Justice Minister Arif Virani said the Conservative approach to online harms ignores the wishes of victims, families and stakeholders.
“For too long, we have tolerated a system where online platforms have offloaded their responsibilities onto parents, expecting them to protect their kids from harms that platforms create or amplify,” Virani said in a statement.
“Platforms have a duty to remove harmful content that exploits children and we are creating the mechanism to make that happen.”
Poilievre has in the past mounted fierce opposition to the government’s plans to regulate online streaming platforms and tech giants when it comes to news — including in fundraising emails to party supporters.
Beyond Tuesday’s statement, however, the Conservative leader was largely quiet on the legislation the government introduced Monday — billed by Trudeau as focused on protecting children, not censoring Canadians online.
Statistics Canada released a new analysis on Tuesday that found Canadians aged 15 and 24 were the most likely to encounter content online that ranges from terrorist material to that which seeks to incite hate.
A law-and-order approach to the challenge would risk putting children in harm’s way before authorities could take action, said Signy Arnason, the associate executive director of the Canadian Centre for Child Protection.
Measures to prevent such harm from happening in the first place are what is necessary, she argued.
Bernie Farber, the former chair of the Canadian Anti-Hate Network, warned Tuesday against turning the bill’s newly reintroduced section of the Canadian Human Rights Act into a game of political “yo-yo.”
Stephen Harper’s former Conservative government repealed that provision in 2013 out of concern it constituted a violation of free speech rights.
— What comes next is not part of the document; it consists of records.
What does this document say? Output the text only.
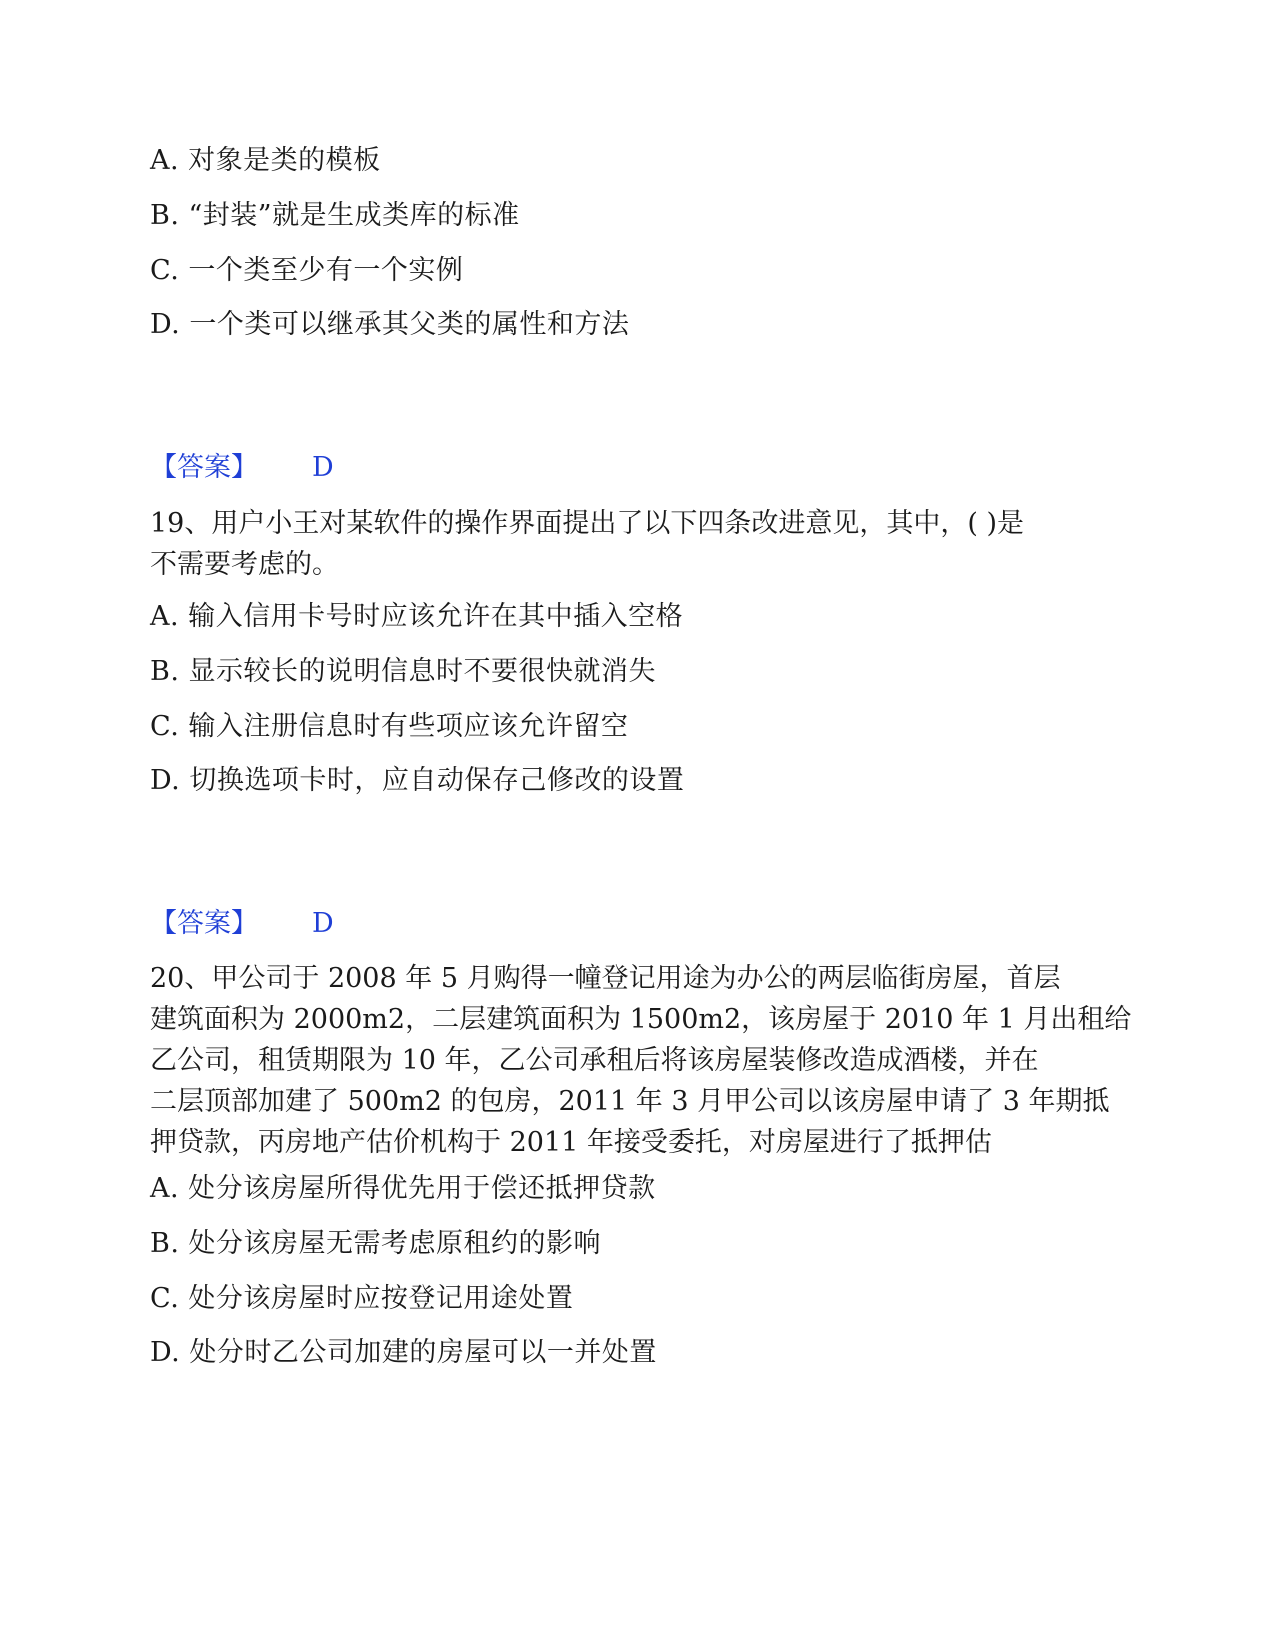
A. 对象是类的模板
B. “封装”就是生成类库的标准
C. 一个类至少有一个实例
D. 一个类可以继承其父类的属性和方法
【答案】 D
19、用户小王对某软件的操作界面提出了以下四条改进意见，其中，( )是
不需要考虑的。
A. 输入信用卡号时应该允许在其中插入空格
B. 显示较长的说明信息时不要很快就消失
C. 输入注册信息时有些项应该允许留空
D. 切换选项卡时，应自动保存己修改的设置
【答案】 D
20、甲公司于 2008 年 5 月购得一幢登记用途为办公的两层临街房屋，首层
建筑面积为 2000m2，二层建筑面积为 1500m2，该房屋于 2010 年 1 月出租给
乙公司，租赁期限为 10 年，乙公司承租后将该房屋装修改造成酒楼，并在
二层顶部加建了 500m2 的包房，2011 年 3 月甲公司以该房屋申请了 3 年期抵
押贷款，丙房地产估价机构于 2011 年接受委托，对房屋进行了抵押估
A. 处分该房屋所得优先用于偿还抵押贷款
B. 处分该房屋无需考虑原租约的影响
C. 处分该房屋时应按登记用途处置
D. 处分时乙公司加建的房屋可以一并处置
The Liberals are proposing to resurrect it in a modified form.
The new language would classify the dissemination of hate speech online as a form of discrimination, a move Farber said he welcomes. Poilievre did not specifically address that change Tuesday.
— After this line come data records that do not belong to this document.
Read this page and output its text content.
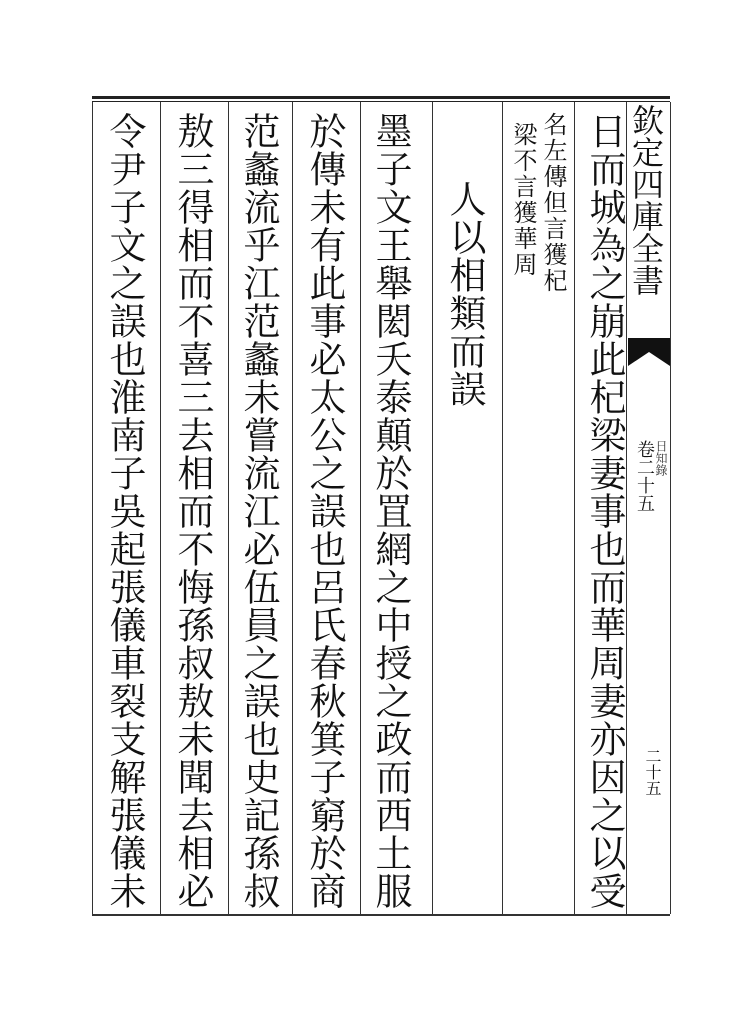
欽定四庫全書
日知錄
卷二十五
二十五
日而城為之崩此杞梁妻事也而華周妻亦因之以受
名左傳但言獲杞
梁不言獲華周
人以相類而誤
墨子文王舉閎夭泰顛於罝網之中授之政而西土服
於傳未有此事必太公之誤也呂氏春秋箕子窮於商
范蠡流乎江范蠡未嘗流江必伍員之誤也史記孫叔
敖三得相而不喜三去相而不悔孫叔敖未聞去相必
令尹子文之誤也淮南子吳起張儀車裂支解張儀未
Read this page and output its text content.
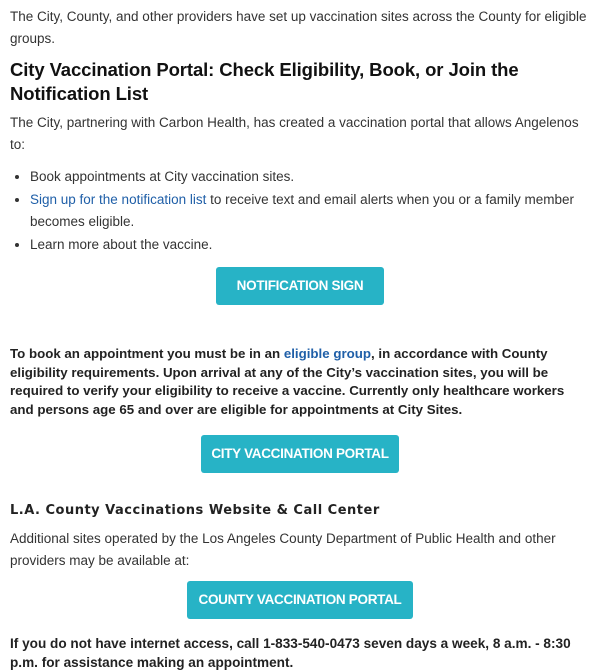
The City, County, and other providers have set up vaccination sites across the County for eligible groups.

City Vaccination Portal: Check Eligibility, Book, or Join the Notification List

The City, partnering with Carbon Health, has created a vaccination portal that allows Angelenos to:

• Book appointments at City vaccination sites.
• Sign up for the notification list to receive text and email alerts when you or a family member becomes eligible.
• Learn more about the vaccine.
NOTIFICATION SIGN UP

To book an appointment you must be in an eligible group, in accordance with County eligibility requirements. Upon arrival at any of the City’s vaccination sites, you will be required to verify your eligibility to receive a vaccine. Currently only healthcare workers and persons age 65 and over are eligible for appointments at City Sites.

CITY VACCINATION PORTAL
L.A. County Vaccinations Website & Call Center

Additional sites operated by the Los Angeles County Department of Public Health and other providers may be available at:

COUNTY VACCINATION PORTAL

If you do not have internet access, call 1-833-540-0473 seven days a week, 8 a.m. - 8:30 p.m. for assistance making an appointment.
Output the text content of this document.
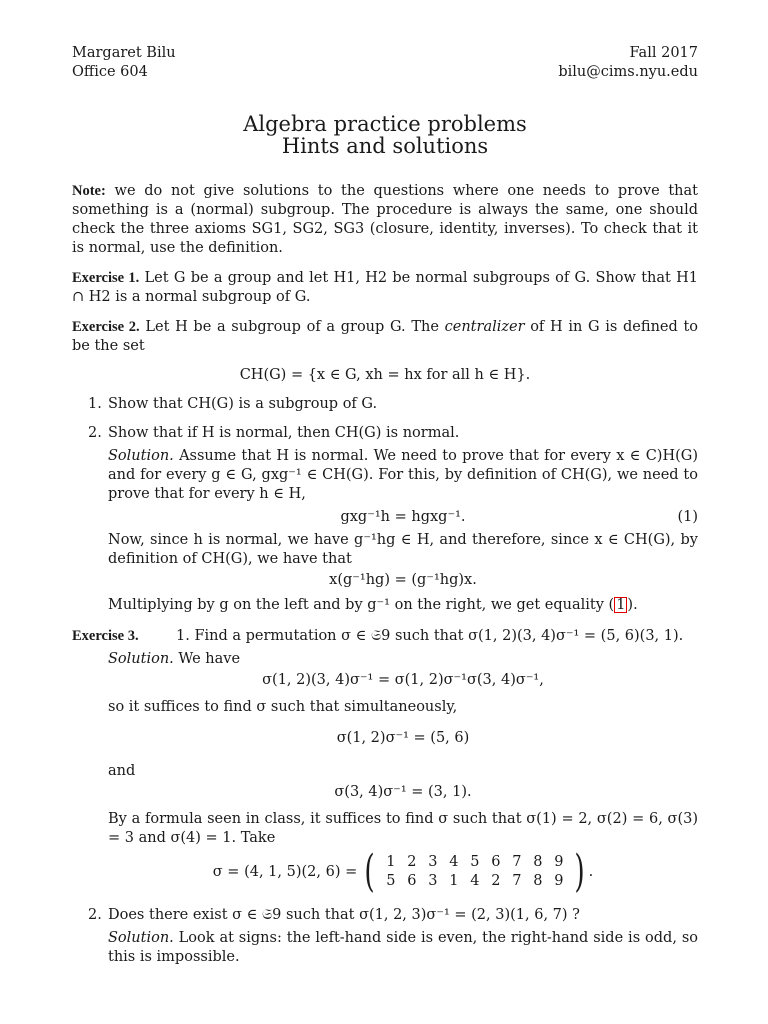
Margaret Bilu
Office 604
Fall 2017
bilu@cims.nyu.edu
Algebra practice problems
Hints and solutions

Note: we do not give solutions to the questions where one needs to prove that something is a (normal) subgroup. The procedure is always the same, one should check the three axioms SG1, SG2, SG3 (closure, identity, inverses). To check that it is normal, use the definition.

Exercise 1. Let G be a group and let H1, H2 be normal subgroups of G. Show that H1 ∩ H2 is a normal subgroup of G.

Exercise 2. Let H be a subgroup of a group G. The centralizer of H in G is defined to be the set

CH(G) = {x ∈ G, xh = hx for all h ∈ H}.
1. Show that CH(G) is a subgroup of G.
2. Show that if H is normal, then CH(G) is normal.

Solution. Assume that H is normal. We need to prove that for every x ∈ C)H(G) and for every g ∈ G, gxg⁻¹ ∈ CH(G). For this, by definition of CH(G), we need to prove that for every h ∈ H,

gxg⁻¹h = hgxg⁻¹.	(1)

Now, since h is normal, we have g⁻¹hg ∈ H, and therefore, since x ∈ CH(G), by definition of CH(G), we have that

x(g⁻¹hg) = (g⁻¹hg)x.

Multiplying by g on the left and by g⁻¹ on the right, we get equality ( 1 ).

Exercise 3.	1. Find a permutation σ ∈ 𝔖9 such that σ(1, 2)(3, 4)σ⁻¹ = (5, 6)(3, 1).

Solution. We have

σ(1, 2)(3, 4)σ⁻¹ = σ(1, 2)σ⁻¹σ(3, 4)σ⁻¹,

so it suffices to find σ such that simultaneously,

σ(1, 2)σ⁻¹ = (5, 6)

and

σ(3, 4)σ⁻¹ = (3, 1).

By a formula seen in class, it suffices to find σ such that σ(1) = 2, σ(2) = 6, σ(3) = 3 and σ(4) = 1. Take

σ = (4, 1, 5)(2, 6) = ( 1 2 3 4 5 6 7 8 9
5 6 3 1 4 2 7 8 9 ) .
2. Does there exist σ ∈ 𝔖9 such that σ(1, 2, 3)σ⁻¹ = (2, 3)(1, 6, 7) ?

Solution. Look at signs: the left-hand side is even, the right-hand side is odd, so this is impossible.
The bill, if passed, would define hate speech as “content of a communication that expresses detestation or vilification” of a person or groups “on the basis of a prohibited ground of discrimination.”
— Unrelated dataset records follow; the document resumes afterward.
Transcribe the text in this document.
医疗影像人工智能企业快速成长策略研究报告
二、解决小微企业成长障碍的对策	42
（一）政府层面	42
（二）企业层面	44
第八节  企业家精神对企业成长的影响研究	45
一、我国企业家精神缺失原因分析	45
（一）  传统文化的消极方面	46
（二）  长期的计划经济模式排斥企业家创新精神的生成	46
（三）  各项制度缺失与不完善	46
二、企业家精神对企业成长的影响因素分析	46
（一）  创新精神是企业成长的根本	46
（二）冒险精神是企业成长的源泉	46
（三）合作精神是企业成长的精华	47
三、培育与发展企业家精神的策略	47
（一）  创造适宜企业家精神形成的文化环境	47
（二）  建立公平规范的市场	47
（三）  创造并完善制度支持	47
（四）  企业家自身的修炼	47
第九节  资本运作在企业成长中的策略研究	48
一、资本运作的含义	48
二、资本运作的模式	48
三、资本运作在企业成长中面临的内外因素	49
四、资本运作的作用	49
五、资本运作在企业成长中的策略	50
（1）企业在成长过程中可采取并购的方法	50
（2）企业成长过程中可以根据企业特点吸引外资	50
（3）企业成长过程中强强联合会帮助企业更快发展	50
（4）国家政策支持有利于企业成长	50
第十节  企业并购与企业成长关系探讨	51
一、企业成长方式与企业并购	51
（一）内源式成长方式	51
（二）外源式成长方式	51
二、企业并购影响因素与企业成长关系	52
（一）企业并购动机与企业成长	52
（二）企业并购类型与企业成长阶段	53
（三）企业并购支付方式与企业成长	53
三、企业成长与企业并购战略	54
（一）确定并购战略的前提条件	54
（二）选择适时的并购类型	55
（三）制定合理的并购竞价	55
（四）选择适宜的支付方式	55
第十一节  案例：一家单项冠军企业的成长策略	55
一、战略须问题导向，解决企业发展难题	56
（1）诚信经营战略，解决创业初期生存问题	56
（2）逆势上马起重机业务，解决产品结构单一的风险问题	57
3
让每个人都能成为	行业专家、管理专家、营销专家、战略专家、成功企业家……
The legislation as written specifically excludes from that definition content that merely expresses “disdain or dislike” or that “discredits, humiliates, hurts or offends.” It would also not apply to private communications.
That definition is considerably narrower than the original section of the act struck down by the Conservatives more than a decade ago.
That original clause defined hate speech as anything “likely to expose a person or persons to hatred or contempt” on the basis of their race, gender, religion or other prohibited grounds of discrimination.
Since that particular section of the Canadian Human Rights Act was repealed, social media has “exploded with hatred,” said Farber, who was on the panel of experts that advised the government on the new bill.
“If this section becomes a yo-yo, woe to us as a society,” he said. “We need these kinds of guidelines, these kinds of walls, in order to better protect human beings.”
If the new bill becomes law, anyone found responsible for a substantiated instance of online hate speech could be ordered to end the behavior or be required to pay a victim upwards of $20,000 in compensation.
Michael Geist, a law professor at the University of Ottawa who specializes in internet and e-commerce law, called Tuesday for a close, careful look at the structure of the proposed digital safety commission.
The bill would provide that commission with sweeping authority, including the ability to levy millions in fines and undertake investigations, Geist said.
“There are just a breathtaking number of powers that are vested in this commission.”
Staffing it with just three to five members may not be enough to reflect the range of opinion and expertise required to make decisions around regulating social media companies, which is a complex undertaking, he added.
“If it gets some of these decisions wrong, or if there’s a lack of confidence in who’s on (the commission) or how it handles itself, then that is going to fuel the deep skepticism that certainly exists among some Canadians about this effort, who see it more as an attempt at censorship.”